TSA Says Screener Goof Caused Evacuation at Chicago Midway

Dec. 15, 2004
Employee accidentally loaded old images of guns, grenades into security computer

Airport passenger screeners, not a computer glitch, were to blame for the false-alarm evacuations of Midway Airport and two other airports earlier this month, federal authorities said.

Originally, Transportation Security Administration officials said software had faltered in a computer program aimed at making sure screeners are paying attention at airport checkpoints.

But an inspection of those baggage screening machines at Midway, Washington's Dulles International and Miami International airports determined screeners didn't follow proper procedure in logging off the machine during a shift change.

That allowed archived images of weapons -- a grenade at Midway and guns in Washington and Miami -- that were saved for training purposes to be displayed when other bags were scanned, TSA spokeswoman Amy von Walter said.

"For training purposes we allow screeners to keep [images] of real objects for training purposes. Unfortunately in these cases the archived image was pulled up and not closed out." she said.

"When the image was there for the next screener it led to confusion over whether it was a real object."

Von Walter said the screeners to blame for the three evacuations will be sent to "remedial training" as a reminder to close out those archived images. It's unclear if any of them will be disciplined for their mistakes, she said.

Regardless of the cause, Chicago officials say they will still ask the the federal government to reimburse the city for its police response to the Midway evacuation Nov. 15. City officials said they are still trying to determine how much it cost to respond to the evacuation call.

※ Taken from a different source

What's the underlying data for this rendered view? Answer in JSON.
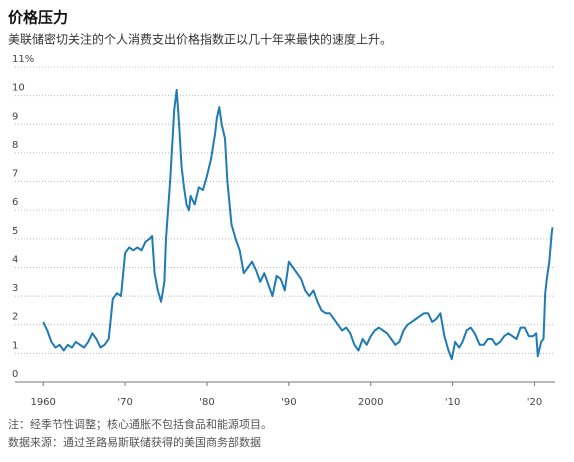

"We feel if this [problem] happened once it was a mistake, but when it happened twice [the FAA] should have notified all airports. We probably would have handled it differently," aviation department spokeswoman Annette Martinez said. "We incurred a lot of cost and inconvenienced passengers traveling that day."

Von Walter said the evacuation call was the right one, saying the TSA has a "duty to investigate any question of a possible weapon on the secure side of an airport."

The TSA, however, is looking to make software improvements aimed at preventing similar occurrences, von Walter said.